I know that Bob Altman also has Julia Roberts in there and Betty Bacall and lots of other smashing folks. But who's going to play Sydney Gittler, "the coat king" at Ohrbach's? Irene Satz died the other day (she was the dress buyer) and in The New York Times, Bernadine Morris described the late Mr. Gittler as Irene's "associate." This is "the coat king," for God's sake! Sydney wasn't an associate of anyone. He was unique. And you can ask John Fairchild down at WWD if you don't believe me because Sydney was godfather to one of the Fairchild children. And a good one, too.
Anyway, one night I got Coco Chanel to have Mr. Gittler up for cocktails. He was spending a fortune of Nathan Ohrbach's money to buy Chanel clothes and he's never met the old girl and then at the last minute, Irene Satz said we had to take her along, that she'd never be able to face Seventh Avenue again if she was snubbed by Coco Chanel.
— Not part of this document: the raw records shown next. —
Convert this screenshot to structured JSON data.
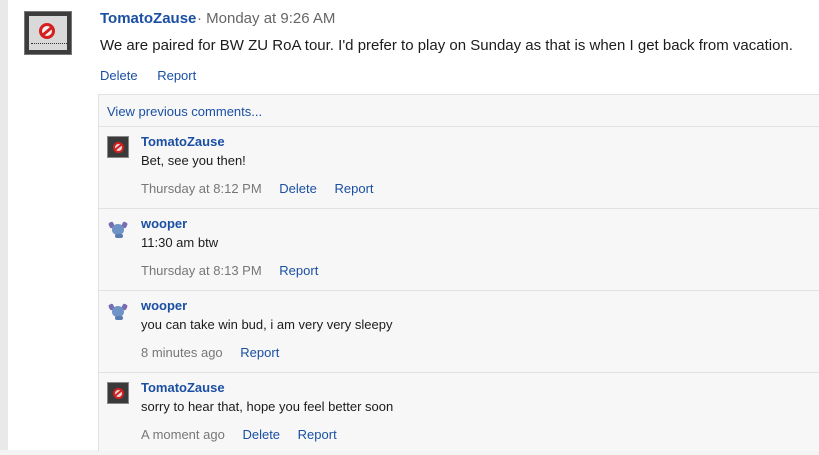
{
  "post": {
    "author": "TomatoZause",
    "time": "· Monday at 9:26 AM",
    "text": "We are paired for BW ZU RoA tour. I'd prefer to play on Sunday as that is when I get back from vacation.",
    "actions": {
      "delete": "Delete",
      "report": "Report"
    }
  },
  "comments": {
    "view_previous": "View previous comments...",
    "items": [
      {
        "author": "TomatoZause",
        "avatar": "no-sign-avatar",
        "text": "Bet, see you then!",
        "time": "Thursday at 8:12 PM",
        "delete": "Delete",
        "report": "Report"
      },
      {
        "author": "wooper",
        "avatar": "wooper-avatar",
        "text": "11:30 am btw",
        "time": "Thursday at 8:13 PM",
        "report": "Report"
      },
      {
        "author": "wooper",
        "avatar": "wooper-avatar",
        "text": "you can take win bud, i am very very sleepy",
        "time": "8 minutes ago",
        "report": "Report"
      },
      {
        "author": "TomatoZause",
        "avatar": "no-sign-avatar",
        "text": "sorry to hear that, hope you feel better soon",
        "time": "A moment ago",
        "delete": "Delete",
        "report": "Report"
      }
    ]
  },
  "colors": {
    "link": "#1a4fa3",
    "meta": "#777777",
    "panel": "#f7f7f7"
  }
}
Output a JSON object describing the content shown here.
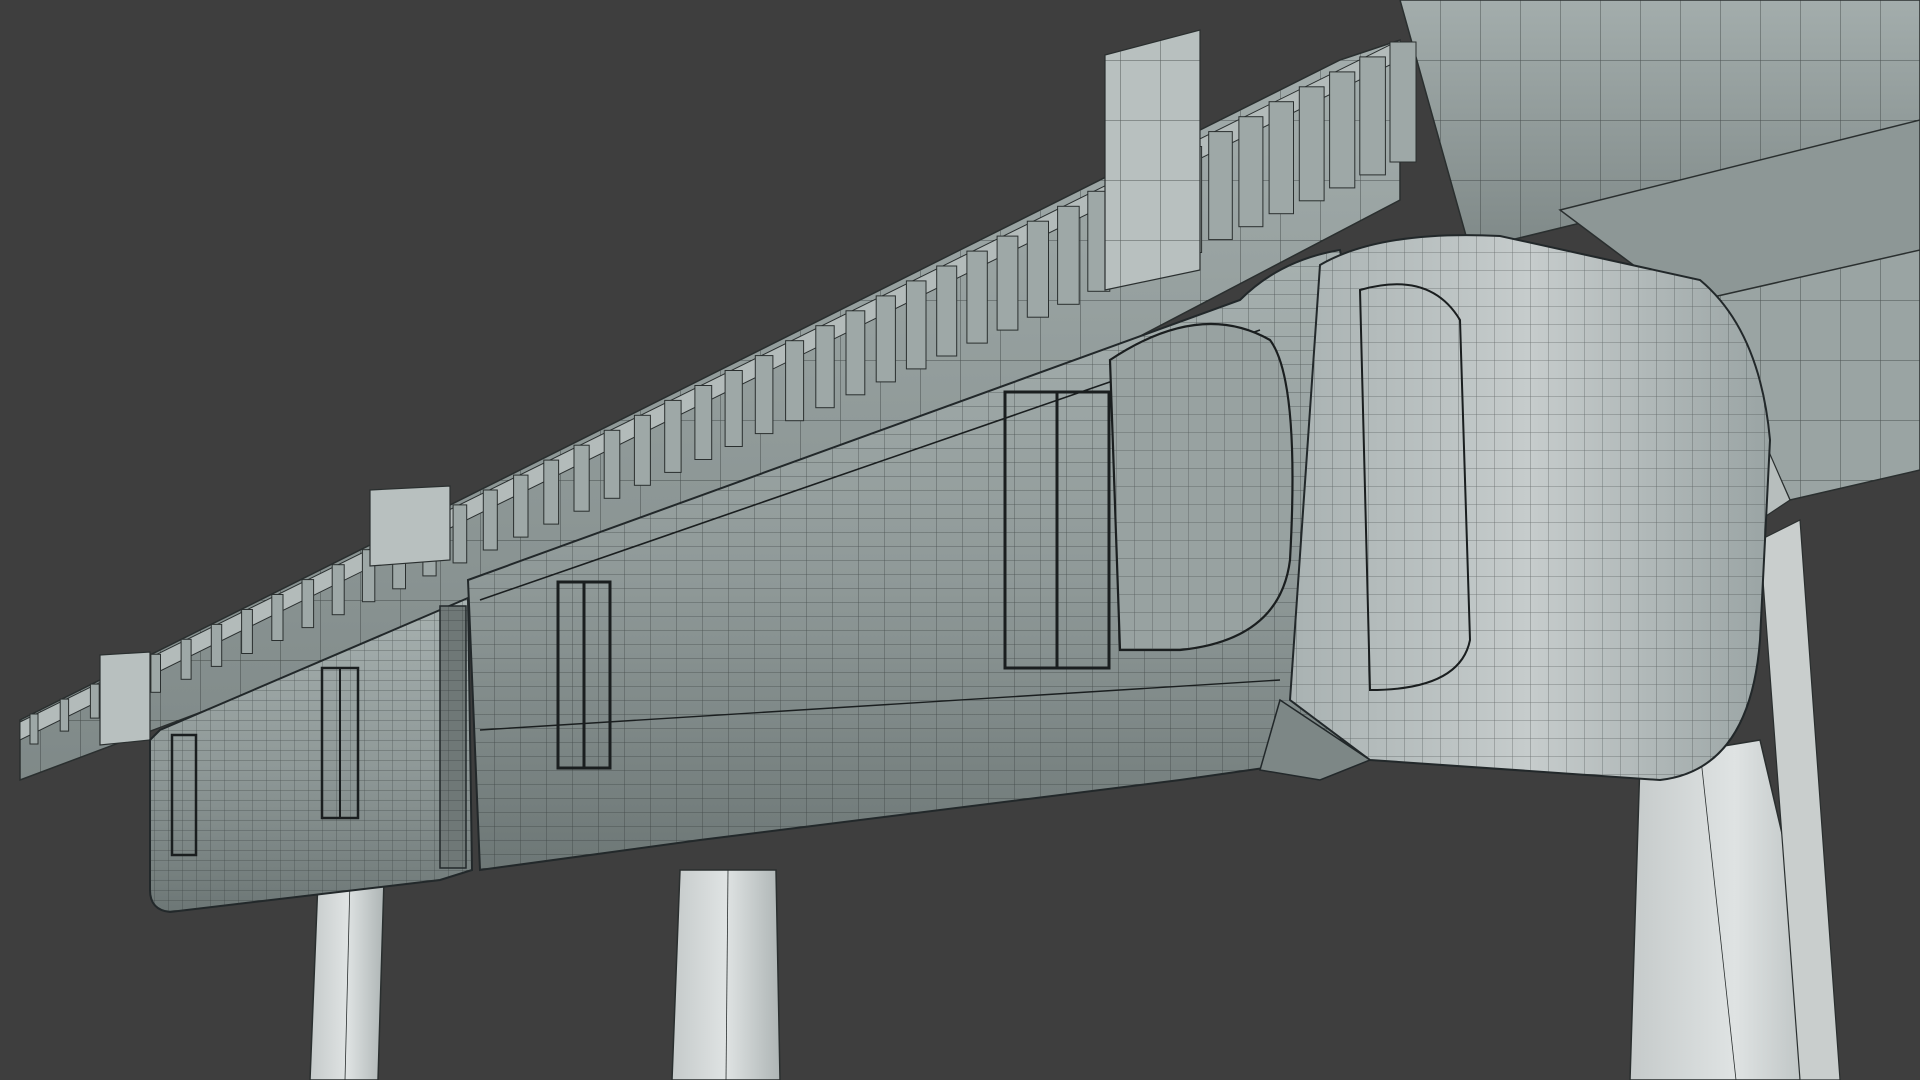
{
  "viewport": {
    "background_color": "#3e3e3e",
    "shading_mode": "wireframe-over-solid",
    "model_fill_color": "#8f9b9a",
    "model_highlight_color": "#c9cfcf",
    "model_shadow_color": "#5e6868",
    "wire_color": "#2a2f2f"
  },
  "scene": {
    "objects": [
      {
        "name": "guideway-beam",
        "icon": "beam-mesh"
      },
      {
        "name": "monorail-car-rear",
        "icon": "vehicle-mesh"
      },
      {
        "name": "monorail-car-front",
        "icon": "vehicle-mesh"
      },
      {
        "name": "support-pillars",
        "icon": "column-mesh"
      },
      {
        "name": "support-frame",
        "icon": "frame-mesh"
      }
    ]
  }
}
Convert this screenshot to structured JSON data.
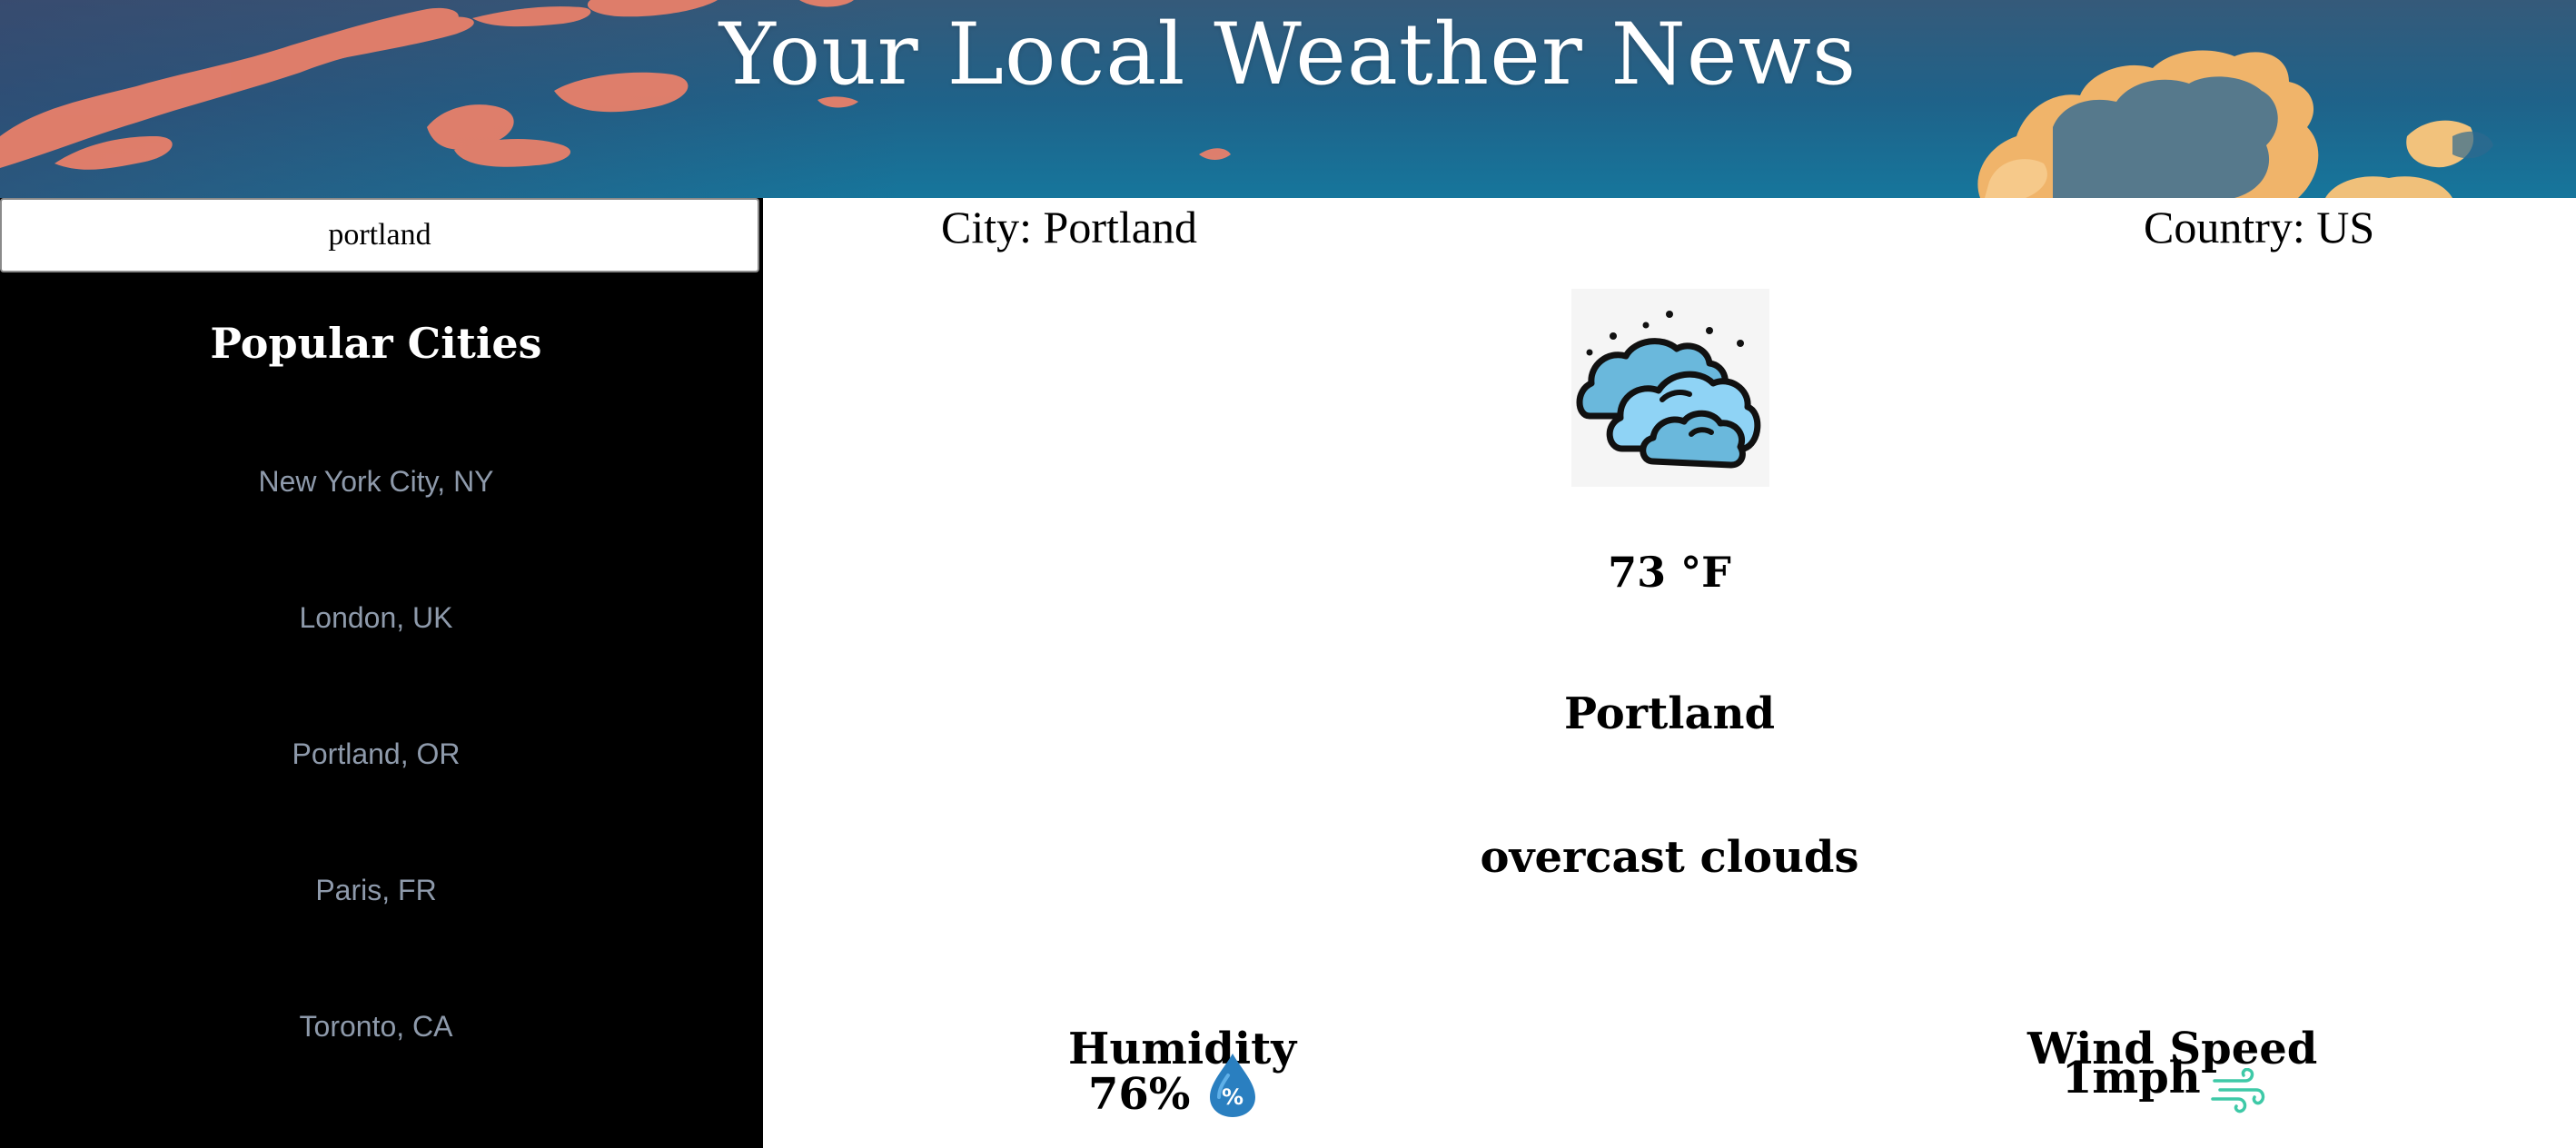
{
  "header": {
    "title": "Your Local Weather News"
  },
  "search": {
    "value": "portland"
  },
  "sidebar": {
    "heading": "Popular Cities",
    "cities": [
      "New York City, NY",
      "London, UK",
      "Portland, OR",
      "Paris, FR",
      "Toronto, CA"
    ]
  },
  "weather": {
    "city_label": "City: Portland",
    "country_label": "Country: US",
    "icon": "overcast-clouds-icon",
    "temperature": "73 °F",
    "city_name": "Portland",
    "description": "overcast clouds",
    "humidity_label": "Humidity",
    "humidity_value": "76%",
    "humidity_icon_text": "%",
    "wind_label": "Wind Speed",
    "wind_value": "1mph"
  },
  "colors": {
    "sidebar_bg": "#000000",
    "city_link": "#8e9aab",
    "sky": "#1d5f86",
    "cloud_pink": "#e8806a",
    "humidity_drop": "#2a7fc0",
    "wind_icon": "#3ec9a7"
  }
}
So we all got up to her apartment over the store and Chanel pours the old scotch and she takes me aside and says, who is this Monsieur Gittler? and I explain he's "the coat king" and he's spending millions on her damned clothes and then she says, is this woman his wife? And I explain Mr. Gittler is a noted celibate and Irene is the dress buyer.
Then Coco, who is always inventing a new perfume, brings out what would become Number 19 and was just being tested and she sprays it all around and then we have some more scotch and Irene is growing faint and fanning herself on the couch and blaming the perfume and we all leave. Next day I have lunch with Coco.
"That woman, Mrs. Gittler, " Chanel begins.
I explained Irene grew faint from being sprayed but Coco said, no, "elle a bu trop de scotch ... she drank too much scotch!"
Is Altman going to have all this stuff in there? About the fashion designer who hired gypsy boys to be whipped? Or how fashion editor Carmel Snow had a young editor sent to the Crillon in Paris with her twice a year just to iron Mrs. Snow's underwear? Or the Italian madwoman at the collections who wears medieval costumes and cries "Basta!" I tell you, Altman gets all that in there, he's got a winner.